Existent organizations are helping Initiative volunteers replace the fencing around the “doughboy” soldier statue in Lincoln Park, namely the American Legion, the Village of Enosburg Falls and the Enosburg Business Association. Cameron said the new fencing will match that of the cemetery across the street, creating design uniformity and just generally looking better than the current fence.
Cameron said those groups are also working to get the statue appraised for repairs.
He stopped the updates for a moment to praise Gary Denton, the village’s public works director. Cameron said Denton’s been really encouraging throughout the fence replacement effort.
Along the same lines, Shawna Lovelette observed she “feel[s] like the trustees are really rocking it lately.”
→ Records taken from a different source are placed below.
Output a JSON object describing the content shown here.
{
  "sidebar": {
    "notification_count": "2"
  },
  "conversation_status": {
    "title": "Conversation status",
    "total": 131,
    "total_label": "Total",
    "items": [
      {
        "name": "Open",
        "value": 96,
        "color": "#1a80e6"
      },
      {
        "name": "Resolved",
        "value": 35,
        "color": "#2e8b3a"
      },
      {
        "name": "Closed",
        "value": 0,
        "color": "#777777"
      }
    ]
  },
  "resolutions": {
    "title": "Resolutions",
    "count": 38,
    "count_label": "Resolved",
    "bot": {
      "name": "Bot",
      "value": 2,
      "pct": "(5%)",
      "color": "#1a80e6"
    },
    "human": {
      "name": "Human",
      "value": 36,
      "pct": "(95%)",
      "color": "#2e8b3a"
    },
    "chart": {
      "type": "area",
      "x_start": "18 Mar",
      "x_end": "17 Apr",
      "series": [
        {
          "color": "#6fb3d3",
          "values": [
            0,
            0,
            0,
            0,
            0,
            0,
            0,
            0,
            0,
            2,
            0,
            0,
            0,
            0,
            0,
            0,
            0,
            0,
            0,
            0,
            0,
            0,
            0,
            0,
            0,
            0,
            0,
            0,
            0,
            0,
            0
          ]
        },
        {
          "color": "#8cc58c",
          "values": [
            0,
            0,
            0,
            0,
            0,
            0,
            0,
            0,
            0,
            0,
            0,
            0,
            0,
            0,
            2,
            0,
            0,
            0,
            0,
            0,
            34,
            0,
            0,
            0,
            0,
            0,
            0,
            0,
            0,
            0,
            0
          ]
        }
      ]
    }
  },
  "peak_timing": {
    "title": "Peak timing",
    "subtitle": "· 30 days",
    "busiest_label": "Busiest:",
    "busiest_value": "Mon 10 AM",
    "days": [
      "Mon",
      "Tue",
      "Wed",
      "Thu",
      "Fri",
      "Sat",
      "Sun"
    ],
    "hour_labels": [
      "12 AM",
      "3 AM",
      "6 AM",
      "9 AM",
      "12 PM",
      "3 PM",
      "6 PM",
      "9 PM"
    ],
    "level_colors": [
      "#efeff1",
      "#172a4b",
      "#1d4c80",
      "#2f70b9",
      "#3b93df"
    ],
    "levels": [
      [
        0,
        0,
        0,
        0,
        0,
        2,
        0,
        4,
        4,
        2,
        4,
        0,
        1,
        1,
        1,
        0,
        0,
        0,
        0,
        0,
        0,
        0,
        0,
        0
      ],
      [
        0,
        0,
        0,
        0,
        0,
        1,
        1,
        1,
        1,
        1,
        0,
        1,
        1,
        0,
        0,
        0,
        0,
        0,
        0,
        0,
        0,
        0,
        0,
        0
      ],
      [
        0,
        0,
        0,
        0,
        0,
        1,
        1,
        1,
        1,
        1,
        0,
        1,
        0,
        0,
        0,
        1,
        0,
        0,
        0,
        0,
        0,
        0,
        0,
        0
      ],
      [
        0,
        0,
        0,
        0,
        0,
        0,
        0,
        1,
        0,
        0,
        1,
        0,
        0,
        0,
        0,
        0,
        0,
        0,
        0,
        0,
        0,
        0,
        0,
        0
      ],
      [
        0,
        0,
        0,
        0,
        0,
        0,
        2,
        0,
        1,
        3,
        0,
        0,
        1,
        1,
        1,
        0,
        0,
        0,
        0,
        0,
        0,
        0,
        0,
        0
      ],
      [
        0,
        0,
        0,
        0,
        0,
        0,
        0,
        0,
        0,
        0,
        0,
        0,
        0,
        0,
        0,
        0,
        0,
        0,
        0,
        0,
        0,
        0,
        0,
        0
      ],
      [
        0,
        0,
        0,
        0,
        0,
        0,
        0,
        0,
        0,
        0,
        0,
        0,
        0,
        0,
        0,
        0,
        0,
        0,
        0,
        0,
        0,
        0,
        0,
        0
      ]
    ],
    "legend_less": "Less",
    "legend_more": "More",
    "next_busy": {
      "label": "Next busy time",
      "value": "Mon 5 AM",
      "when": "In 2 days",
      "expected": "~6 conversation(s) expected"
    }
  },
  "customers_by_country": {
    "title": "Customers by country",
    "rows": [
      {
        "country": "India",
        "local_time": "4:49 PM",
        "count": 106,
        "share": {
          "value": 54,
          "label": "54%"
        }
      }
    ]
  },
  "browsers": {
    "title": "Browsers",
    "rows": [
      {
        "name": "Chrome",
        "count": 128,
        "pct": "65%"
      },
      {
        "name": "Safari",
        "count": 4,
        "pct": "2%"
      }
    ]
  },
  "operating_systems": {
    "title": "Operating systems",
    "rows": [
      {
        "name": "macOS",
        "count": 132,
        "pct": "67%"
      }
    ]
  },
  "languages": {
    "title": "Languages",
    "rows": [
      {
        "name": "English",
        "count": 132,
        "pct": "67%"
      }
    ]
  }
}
Lovelette and several others in the room elaborated on the thought. They said the village board of trustees has seemed uniquely supportive whenever Initiative volunteers have raised issues or sought support at the board’s recent meetings.
That includes meetings on a proposed property maintenance ordinance, which the Messenger will cover in a future edition. Matt Mulheron, St. Albans City’s public health and safety officer, described the city’s property maintenance ordinances to the village board on Nov. 12, after the board discussed developing a similar ordinance in the village to keep properties maintained — i.e. no couches on porches, no overgrown lawns.
Cameron brought the village’s lack of any such ordinance to the trustees’ attention in October, and asked if he could invite Mulheron to explain what St. Albans City has done with similar issues. The board supported that idea and heard Mulheron out at its last meeting.
Which wasn’t just potentially good for the village, but also for Cameron’s stress levels.
“I got a bug up my buns about ordinances,” he told the Initiative at Thursday’s meeting.
But there seemed to be too much good news for anyone to stay bugged.
One whopping piece of good news is the possibility that the Preservation Trust of Vermont, the statewide profit dedicated to protecting communities’ architecture, may well hold its next quarterly meeting in Enosburg Falls.
That’s a big deal because these sizable meetings attract an equally sizable population of municipal and state officials and influential community members from across Vermont.
Cameron said Enosburgh’s community development got a hearty round of applause when he described it to attendees at the Preservation Trust’s most recent quarterly meeting. He said attendees seemed thrilled by all the activity here in the town and village.
“And a year from now,” Lovelette said, when the Preservation Trust meets again, “imagine where we’ll be.”